Our local school district recently hired a new official. Her title is “chief of innovation, improvement and human capital” for the school district.
You may be scratching your head about what a job with such a high-flown title entails. Well, her position replaces the “human resources director,” and a release from the school district says the official will “serve as a key leader and facilitator in bringing staff together through collaboration, guiding the organization to grow and learn, and engaging the community to reach the district’s vision to be one of the most innovative and high performing districts in the nation.” That’s clear, eh?
Reading between the lines, it sounds like she’s supposed to help teachers improve and thereby help the school district’s performance. My guess is that her actual performance criteria focus on those subjects, which really is the acid test. What else would she be evaluated on? Hey, what kind of “return” did you achieve on that “human capital”? Had any good “facilitations” lately? What have you done to make the community more “engaged” in reaching our “vision”?
In many workplaces, we’ve seeing a form of “title creep,” as people try to come up with new, more impressive-sounding names for the same old jobs. Banks led the way; long ago descriptive job names like “tellers” and “loan officers” were replaced with empty titles like “assistant vice president for lending relationships.” The “personnel manager” became the “human resources director,” which apparently now has given way to “chief of innovation, improvement and human capital” — but has the job really changed at all?
I posted recently on the decision of the New Albany-Plain Local Board of Education’s decision to accept the resignation of the Superintendent of Schools, pay him his six-figure salary for a year (or slightly less if he finds another job during that time period), and then hire an interim replacement at additional cost. During this recessionary period when money is tight, this doesn’t seem like a very prudent use of tax dollars.
Now our school board is talking about hiring a consulting firm, at yet more cost, to help them hire a new superintendent. Two consulting firms seem to be the finalists for the job. One would charge somewhere between $25,000 and $30,000 to help the school board members do the job they were elected to do, and the other would charge 30 percent of the newly hired superintendent’s salary, plus travel expenses — a calculation that is expected to result in a fee of around $50,000. Both consultants would do some “focus groups” in the area and prepare a “profile” of what the school district should be looking for in its superintendent, which would then be used in recruiting and interviewing candidates.

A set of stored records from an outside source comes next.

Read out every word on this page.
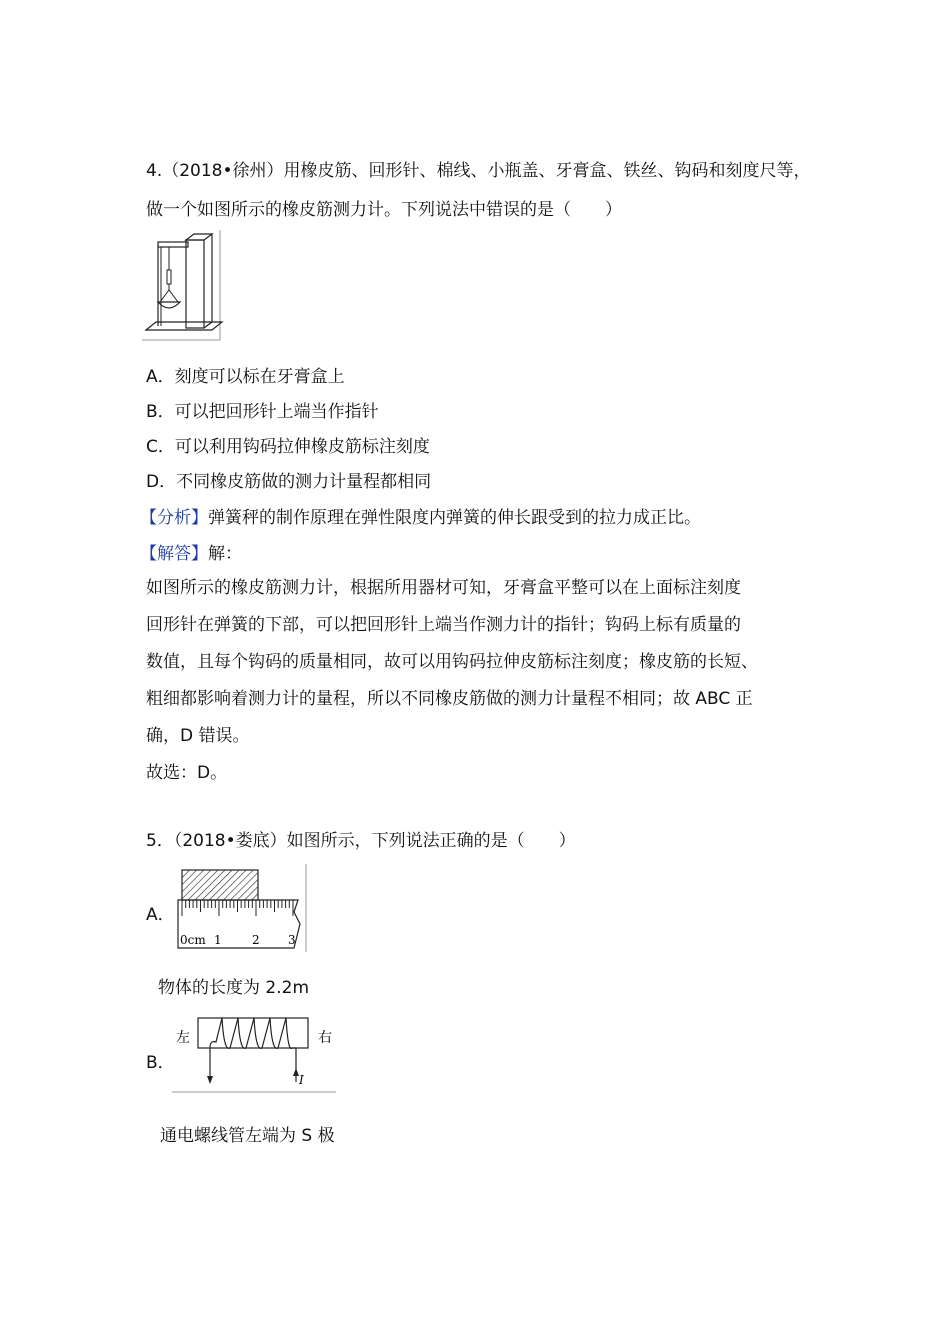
4.（2018•徐州）用橡皮筋、回形针、棉线、小瓶盖、牙膏盒、铁丝、钩码和刻度尺等，
做一个如图所示的橡皮筋测力计。下列说法中错误的是（　　）
A．刻度可以标在牙膏盒上
B．可以把回形针上端当作指针
C．可以利用钩码拉伸橡皮筋标注刻度
D．不同橡皮筋做的测力计量程都相同
【分析】弹簧秤的制作原理在弹性限度内弹簧的伸长跟受到的拉力成正比。
【解答】解：
如图所示的橡皮筋测力计，根据所用器材可知，牙膏盒平整可以在上面标注刻度
回形针在弹簧的下部，可以把回形针上端当作测力计的指针；钩码上标有质量的
数值，且每个钩码的质量相同，故可以用钩码拉伸皮筋标注刻度；橡皮筋的长短、
粗细都影响着测力计的量程，所以不同橡皮筋做的测力计量程不相同；故 ABC 正
确，D 错误。
故选：D。
5．（2018•娄底）如图所示，下列说法正确的是（　　）
A．
0cm 1	2 3
物体的长度为 2.2m
B．
左	右
I
通电螺线管左端为 S 极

Seriously, do our school board members really need focus groups and consultants to figure out what we want in a new superintendent? How about this for a job description: we need an intelligent individual who has experience in managing a school district, knows how to prepare and stick to a budget and spend tax dollars wisely, and has proven to be capable in hiring and managing school principals and in motivating administrators and teachers to achieve academic excellence. And how about having the school board members do the jobs they were elected to do and exercise some independent judgment, instead of seeking political cover by hiring consulting firms at still more cost to beleaguered taxpayers?
I am a faithful supporter of the New Albany-Plain Local school system. I always vote for school levies and believe that a strong public school system is a crucial element of any successful and prosperous community.
That is why I was infuriated when I read the article in the New Albany News about the Board of Education’s decision to approve the resignation of Steve Castle, the superintendent of schools. Under the deal that has been worked out, Dr. Castle will become “immediate past superintendent” and receive the benefits and salary due under his contract until it expires on July 31, 2011 — which comes to $173,666 in salary, plus benefits. The article reports that if Castle find other employment during that one-year period, he will receive $134,769 in severance benefits, plus the difference between his New Albany salary and the salary at his new job. What will Dr. Castle do for his $173,666, plus benefits? He will “help to facilitate the transition of the office of superintendent” and “perform other services for the board yet to be detailed.”
Why are taxpayers paying Dr. Castle $173,666, plus benefits, to twiddle his thumbs? Although the New Albany News story doesn’t tell us, a Columbus Dispatch article states that the Board and Dr. Castle disagree about their respective “visions” and strategic planning for the school district. Ironically, the school board also found fault with his approach to teacher compensation and his recommendation of additional teacher increases even after the economy went into recession, and three of the members of the school board were elected in November on a fiscal restraint platform. Yet now we are going to spend nearly $175,000 for an administrator to sit idle while we also pay a new person to assume the superintendent’s role until a permanent replacement can be found.
That is not a prudent use of tax dollars — particularly not during a tough recessionary period when schools should be squeezing every penny. I don’t know whether Dr. Castle was a good or bad superintendent; that decision rests with the school board. Once the school board decided that Dr. Castle’s contract would not be renewed after it expired in July 2011, however, it should have figured out a way to deal with the “vision,” planning, and other issues and work with him during his last year on the job while a new superintendent was located. This isn’t like baseball, where team owners routinely bear a fired manager’s contract payments as part of a cost of doing business. Taxpayers should not be paying ex-administrators to do nothing.